Estamos no século XVIII, na Inglaterra georgiana. Como todas as gerações de sua família, Chloe Wherlocke possui habilidades especiais, e o seu dom é enxergar além da visão física. Em 1785 ela prevê a morte de uma mulher que acabara de dar à luz e toda uma trama para atender a motivos escusos. Ao encontrar uma criança abandonada ao lado do corpo da mãe, ela salva o bebê e o cria escondido do mundo. Fazia isso por amor, mas talvez houvesse neste gesto alguma força do destino... Com o passar dos anos, Chloe descobre que o encontro com a criança não havia sido uma simples coincidência e nota, pouco a pouco, um desenrolar de acontecimentos que envolviam todos os membros de sua família, num jogo de traições, mentiras e assassinatos. Consciente de tudo, ela precisa ser rápida para salvar a vida do pai do menino, o conde Julian Kenwood, e avisá-lo que o filho não morreu.
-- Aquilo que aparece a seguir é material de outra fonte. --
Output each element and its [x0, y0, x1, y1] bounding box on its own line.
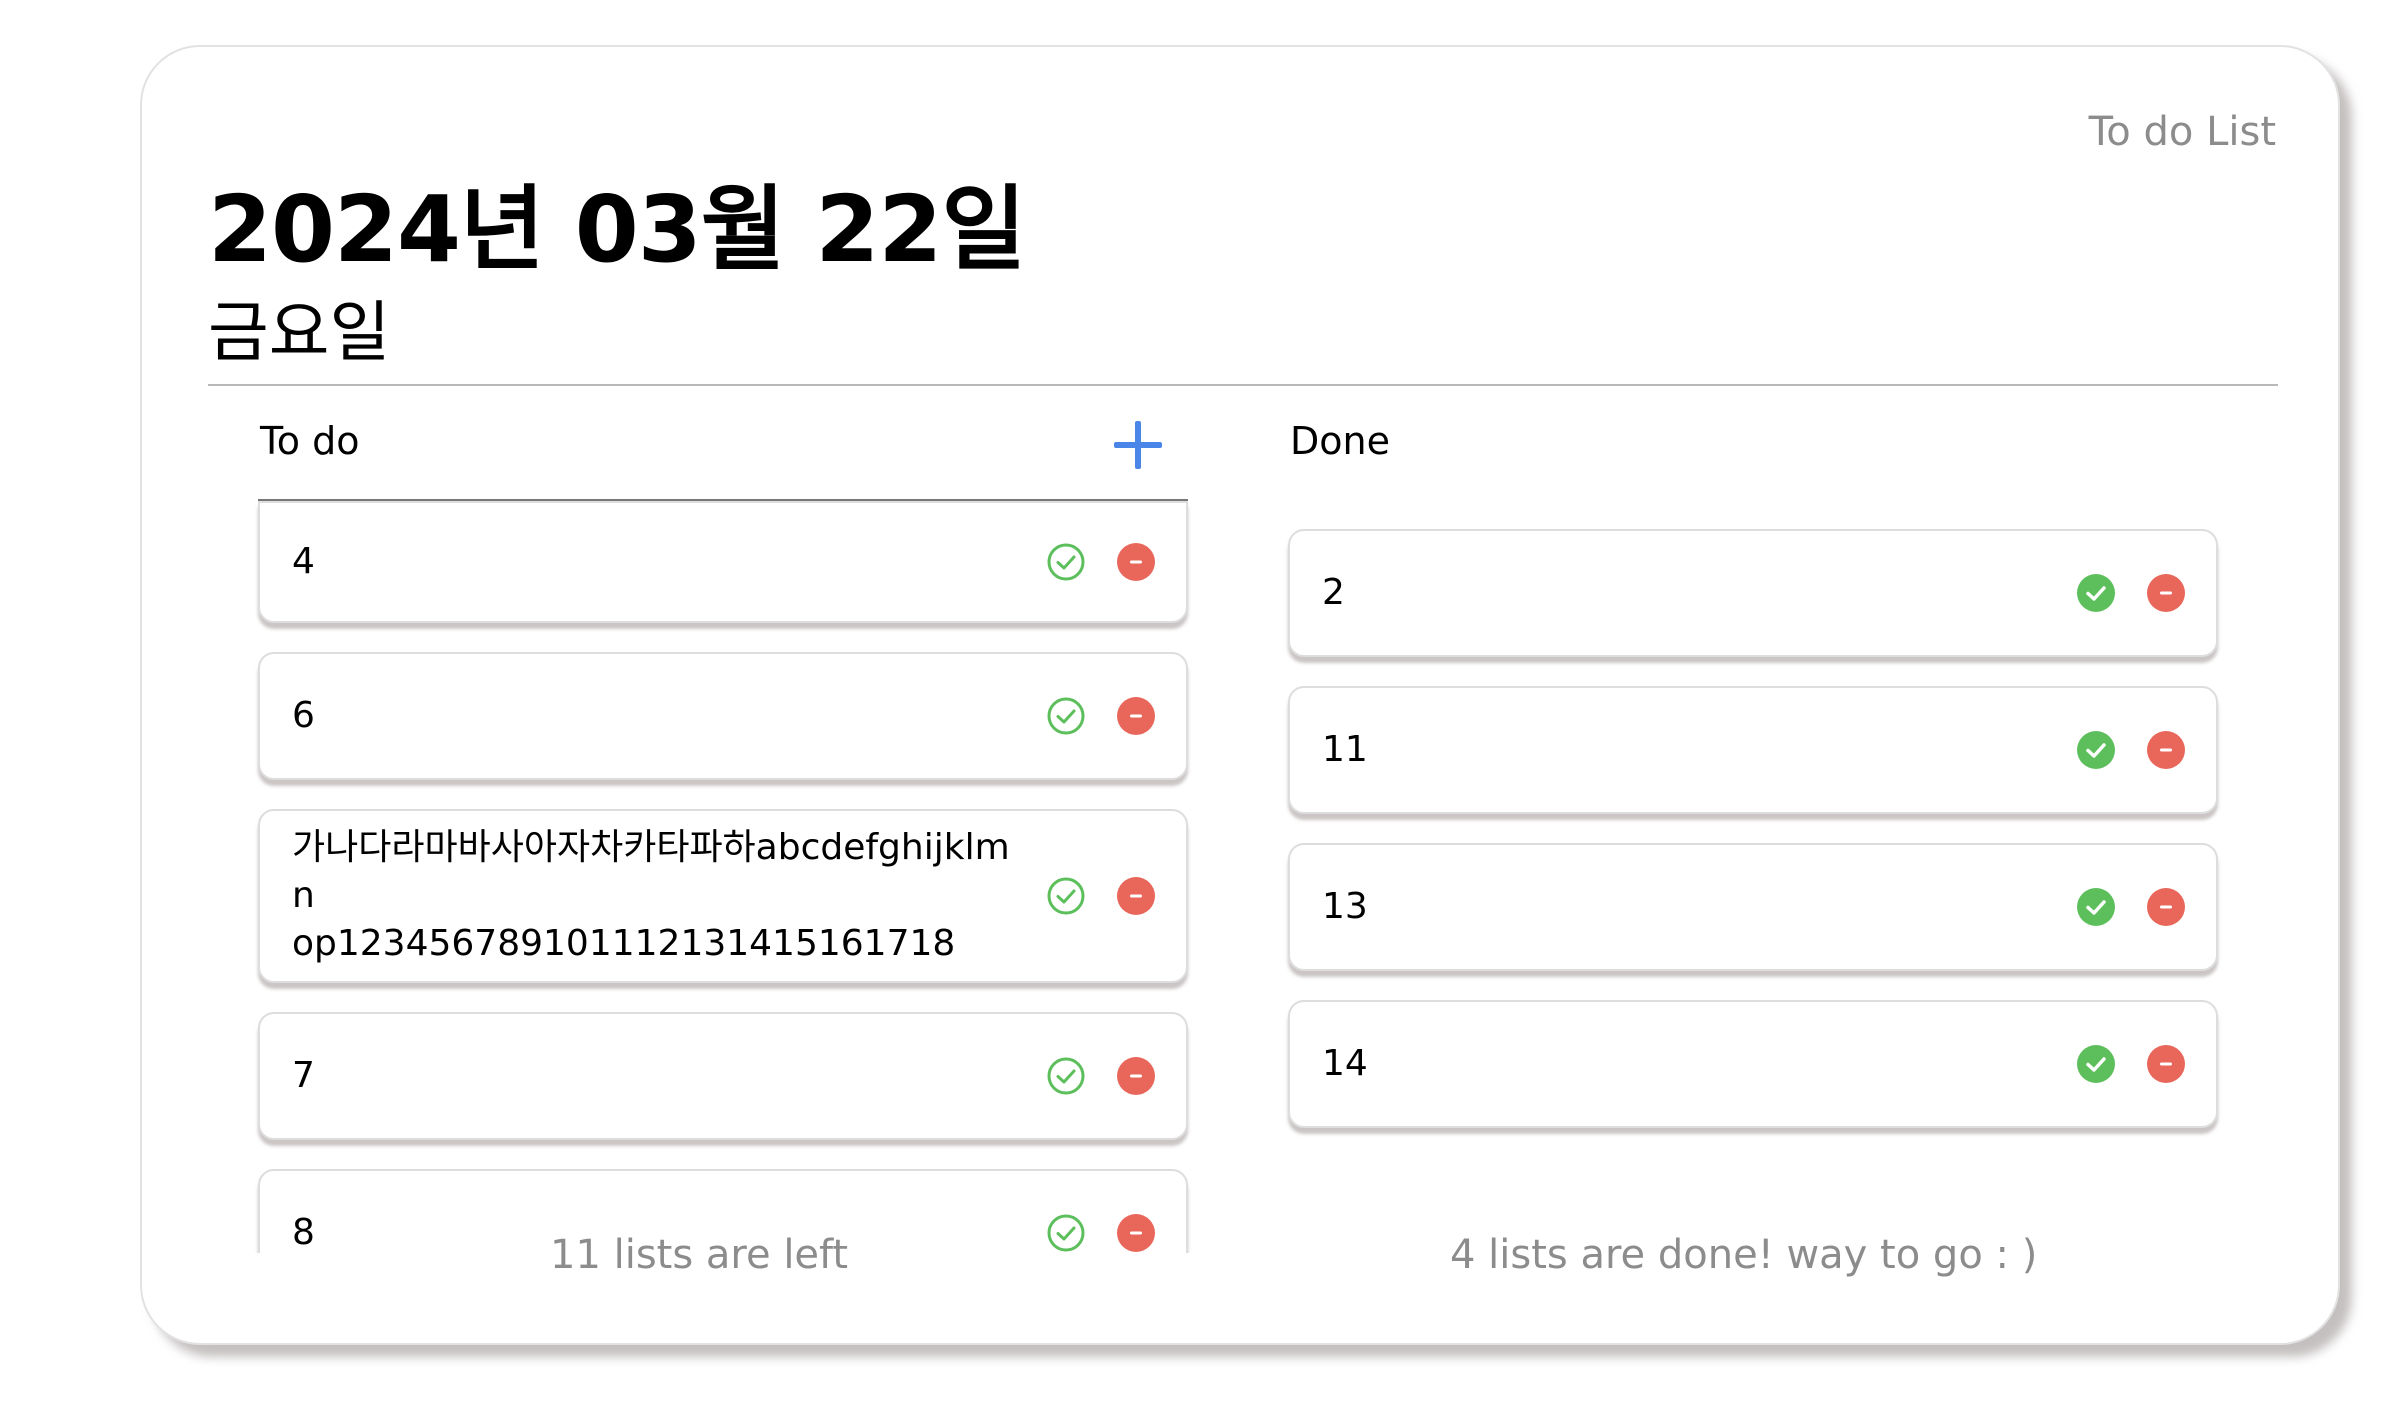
done-item-actions [2076, 887, 2186, 927]
add-todo-button[interactable] [1110, 417, 1166, 473]
done-item-text: 13 [1322, 886, 1368, 927]
todo-item-text: 4 [292, 541, 315, 582]
minus-circle-icon[interactable] [2146, 730, 2186, 770]
minus-circle-icon[interactable] [2146, 1044, 2186, 1084]
check-circle-filled-icon[interactable] [2076, 730, 2116, 770]
done-item: 2 [1288, 529, 2218, 657]
minus-circle-icon[interactable] [1116, 1056, 1156, 1096]
check-circle-outline-icon[interactable] [1046, 542, 1086, 582]
todo-item: 7 [258, 1012, 1188, 1140]
done-count-message: 4 lists are done! way to go : ) [1450, 1232, 2038, 1278]
done-list[interactable]: 2 11 13 14 [1282, 529, 2232, 1149]
todo-item: 가나다라마바사아자차카타파하abcdefghijklmn op123456789… [258, 809, 1188, 983]
todo-item-actions [1046, 1213, 1156, 1253]
done-item-actions [2076, 573, 2186, 613]
done-item-actions [2076, 730, 2186, 770]
minus-circle-icon[interactable] [1116, 1213, 1156, 1253]
done-item: 11 [1288, 686, 2218, 814]
done-item-text: 11 [1322, 729, 1368, 770]
minus-circle-icon[interactable] [1116, 696, 1156, 736]
done-item: 14 [1288, 1000, 2218, 1128]
minus-circle-icon[interactable] [1116, 542, 1156, 582]
todo-item-actions [1046, 696, 1156, 736]
todo-column-title: To do [260, 419, 360, 463]
check-circle-filled-icon[interactable] [2076, 887, 2116, 927]
check-circle-outline-icon[interactable] [1046, 876, 1086, 916]
todo-item-actions [1046, 542, 1156, 582]
todo-item-text: 가나다라마바사아자차카타파하abcdefghijklmn op123456789… [292, 827, 1010, 964]
minus-circle-icon[interactable] [1116, 876, 1156, 916]
check-circle-outline-icon[interactable] [1046, 1213, 1086, 1253]
weekday-label: 금요일 [208, 294, 391, 371]
done-column-title: Done [1290, 419, 1390, 463]
check-circle-outline-icon[interactable] [1046, 696, 1086, 736]
done-item: 13 [1288, 843, 2218, 971]
todo-list[interactable]: 4 6 가나다라마바사아자차카타파하abcdefghijklmn op12345… [252, 501, 1202, 1253]
app-title: To do List [2088, 109, 2276, 155]
todo-remaining-count: 11 lists are left [550, 1232, 849, 1278]
todo-item: 6 [258, 652, 1188, 780]
check-circle-outline-icon[interactable] [1046, 1056, 1086, 1096]
done-item-actions [2076, 1044, 2186, 1084]
todo-item: 4 [258, 501, 1188, 623]
minus-circle-icon[interactable] [2146, 573, 2186, 613]
header-divider [208, 384, 2278, 386]
check-circle-filled-icon[interactable] [2076, 1044, 2116, 1084]
done-item-text: 2 [1322, 572, 1345, 613]
date-title: 2024년 03월 22일 [208, 176, 1026, 283]
todo-item-text: 7 [292, 1055, 315, 1096]
todo-item-text: 8 [292, 1212, 315, 1253]
todo-card: To do List 2024년 03월 22일 금요일 To do Done … [140, 45, 2340, 1345]
todo-item-actions [1046, 876, 1156, 916]
todo-item-actions [1046, 1056, 1156, 1096]
todo-item-text: 6 [292, 695, 315, 736]
minus-circle-icon[interactable] [2146, 887, 2186, 927]
plus-icon-horizontal [1114, 442, 1162, 448]
done-item-text: 14 [1322, 1043, 1368, 1084]
check-circle-filled-icon[interactable] [2076, 573, 2116, 613]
Mas, ao se aproximar da família Kenwood, Chloe percebe seu sentimento de proteção por Julian se transformar enquanto a cada momento tudo fica mais perigoso.

Semana passada houve um certo burburinho envolvendo esse livro... isso porque uma pessoa se achou no direito de criticar de maneira um pouco ofensiva os leitores de livros de banca e seus gostos literários...
Na verdade isso já se tornou meio comum, parece que toda vez que alguém quer chamar um pouco de atenção, dá uma de crítico literário e joga pedras nos livros de banca, chamando de literatura B e outros adjetivos, me recordo que a Tonks na resenha que fez sobre esse mesmo livro abordou o assunto... Confira aqui... o que muita gente não sabe é que várias escritoras famosas hoje, começaram a publicar os seus livros nesse formato e muitos livros chamados de "livraria", foram impressos inicialmente nesse mesmo formato...
Mas isso realmente não há como essas pessoas saberem, afinal em seus discursos uma frase que se repete é a "Eu não leio esse tipo de livro" ou "Eu nunca li esse tipo de livro"... assim fica difícil construir qualquer crítica digna de consideração, né??
Bem, o livro virou alvo de falatório pois apesar de ele ter uma capa bonita e todo o jeito de livraria... é de uma autora super conhecida e adorada pelos seus livros de banca (inclusive é esse o formato que ele tem no exterior)... e criticaram o livro dizendo que ele tinha 25 cenas de sexo...
Eu como sou curiosa e tinha o livro me esperando na estante, fui correndo ler... e só posso dizer que foi uma propaganda enganosa... o livro possui apenas umas 5 cenas... e para quem Gena Showalter, J. R. Ward e Richelle Mead, esse livro é até água com açucar, além disso as cenas são bem colocadas de modo que não vi nenhum exagero...
O livro é divertido, tem uma mocinha corajosa e completamente fora do seu tempo, que não se prende aos valores da época em que vive e que tem um dom... ela tem premonições... e são essas premonições que possibilitam ela salvar a vida de Julian e do seu filho...
O mocinho ficou um pouco aquém do esperado, é meio pacato e quando tem uma desilusão no primeiro casamento, se entrega a bebida e nada faz contra sua esposa infiel e o seu amante...
O único ponto que me desagradou foi o final do vilão... achei a cena muito fraca e os diálogos explicativos desnecessários... mas no geral é um livro gostosinho, fácil de ler... para as leitoras que gostam de livros de banca é uma boa pedida (apesar do preço ser bem mais salgado) e para as leitoras que ainda não se aventuraram nessa temática, talvez seja um bom jeito de colocar os preconceitos de lado e expandir os horizontes...
A capa é muito bonita (apesar da imagem não ter nada haver com a protagonista que é morena), tem uma fitinha de amarrar super fofa... e diferentemente da americana (que tem um homem bonitão na capa) não causará vergonha naquelas que se preocupam com o que os outros podem pensar (a frase ficou meio pesada, mas esse é um argumento bastante usado para criticar livros de banca)...

Livros que compõem a série:
- A Vidente (If he's wicked)
- A Sensitiva (If he's sinful) - Lançamento no Brasil previsto para 20/05/2011.
- If he's wild - Ainda sem data de publicação.